Un célèbre tableau d'Hippolyte Flandrin détruit dans l'incendie de la cathédrale de Nantes

Tableau d\'Hippolyte Flandrin au musée des Beaux-Arts de Lyon 
Tableau d'Hippolyte Flandrin au musée des Beaux-Arts de Lyon  (France 3 AURA)

La célèbre toile du peintre intitulée "Saint Clair guérissant les aveugles" était située au-dessus d’une armoire électrique qui a brûlé dans l’incendie de l'édifice nantais. Pour les amateurs de l'artiste, d'autres peintures sont conservées au musée des beaux-arts de Lyon.

L'incendie de la cathédrale de Nantes, survenu samedi 18 juillet, a détruit l'un des chefs d'oeuvre du peintre lyonnais Hippolyte Flandrin (1809-1864). Peint en 1836, Saint Clair guérissant les aveugles n'est plus que cendres.

Mais le maître de la peinture religieuse du XIXe siècle a laissé une empreinte artistique remarquable dans la capitale des Gaules. Le Musée des Beaux-Arts de la ville de Lyon possède de nombreux tableaux, portraits et dessins.

Artiste tourmenté

A Lyon, le Musée des Beaux Arts conserve une autre oeuvre majeure du peintre sur ce même thème de l'aveuglement. L'artiste lyonnais, Prix de Rome en 1832, a peint les deux tableaux alors qu'il séjournait à la Villa Médicis. Des toiles qui reflètent ses angoisses. "A un moment il craint de devenir aveugle, ce qui pour un peintre est le pire mal possible, et donc le choix de ce sujet n'est pas anodin car il représente les préoccupations de l'artiste face à cet état qu'il n'arrive pas à traiter et malgré les médicaments qui lui sont prescrits", rapporte Stéphane Paccoud, conservateur chargé des peintures, sculptures XIXe siècle du musée. 

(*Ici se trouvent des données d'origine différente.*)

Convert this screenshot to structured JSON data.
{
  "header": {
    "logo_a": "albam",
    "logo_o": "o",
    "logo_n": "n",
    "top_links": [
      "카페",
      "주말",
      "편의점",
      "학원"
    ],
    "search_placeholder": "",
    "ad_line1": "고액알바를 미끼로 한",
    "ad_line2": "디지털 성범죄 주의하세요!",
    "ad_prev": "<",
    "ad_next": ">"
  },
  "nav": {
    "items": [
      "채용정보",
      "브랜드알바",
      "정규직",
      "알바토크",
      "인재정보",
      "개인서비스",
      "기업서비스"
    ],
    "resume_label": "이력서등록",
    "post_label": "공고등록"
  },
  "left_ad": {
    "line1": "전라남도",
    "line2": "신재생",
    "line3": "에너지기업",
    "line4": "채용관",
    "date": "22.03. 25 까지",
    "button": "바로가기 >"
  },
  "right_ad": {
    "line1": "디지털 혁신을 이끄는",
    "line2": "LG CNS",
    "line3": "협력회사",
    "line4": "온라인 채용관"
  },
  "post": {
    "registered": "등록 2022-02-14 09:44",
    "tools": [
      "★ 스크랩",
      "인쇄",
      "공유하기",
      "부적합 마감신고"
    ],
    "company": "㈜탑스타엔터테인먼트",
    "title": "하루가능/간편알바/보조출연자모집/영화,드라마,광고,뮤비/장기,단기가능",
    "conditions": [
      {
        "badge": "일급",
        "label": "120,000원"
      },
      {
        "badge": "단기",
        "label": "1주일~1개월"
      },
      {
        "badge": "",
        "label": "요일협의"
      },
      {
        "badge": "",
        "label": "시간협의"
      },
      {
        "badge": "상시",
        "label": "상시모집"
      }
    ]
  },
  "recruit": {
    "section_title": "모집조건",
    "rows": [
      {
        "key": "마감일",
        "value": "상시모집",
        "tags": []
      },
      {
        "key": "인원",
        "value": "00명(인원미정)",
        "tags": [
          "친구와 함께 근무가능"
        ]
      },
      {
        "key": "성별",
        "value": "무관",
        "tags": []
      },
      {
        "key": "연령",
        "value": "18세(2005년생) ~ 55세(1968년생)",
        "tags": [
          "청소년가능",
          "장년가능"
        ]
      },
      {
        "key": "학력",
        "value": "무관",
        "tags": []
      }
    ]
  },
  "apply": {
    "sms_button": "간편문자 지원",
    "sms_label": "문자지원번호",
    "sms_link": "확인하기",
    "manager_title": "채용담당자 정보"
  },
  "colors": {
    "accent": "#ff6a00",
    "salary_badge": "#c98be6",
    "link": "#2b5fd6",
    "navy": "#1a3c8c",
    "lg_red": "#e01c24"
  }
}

Elève de Ingres, maître pour Degas

Parti de Lyon à 20 ans, en quelques années le jeune Hippolyte Flandrin devient l'un des artistes français les plus importants de son époque. "Il est parti s'installer à Paris dès le début de ses études et a travaillé dans l'atelier de Jean-Auguste Dominique Ingres, il a été un maître pour toute une génération qui va se réclamer de lui y compris le jeune Edgar Degas", raconte encore l'expert. 

Portraitiste reconnu, la spécilalité d’Hippolyte Flandrin c'est aussi le grand décor religieux. Un art qu'il pratique très tôt dans sa carrière. On l'a souvent comparé à Fra Angelico.

Plafond de la basilique d\'Ainay de Lyon réalisée par Hippolyte Flandrin
Plafond de la basilique d'Ainay de Lyon réalisée par Hippolyte Flandrin (Jean-Pierre Boursier - Creative Commons)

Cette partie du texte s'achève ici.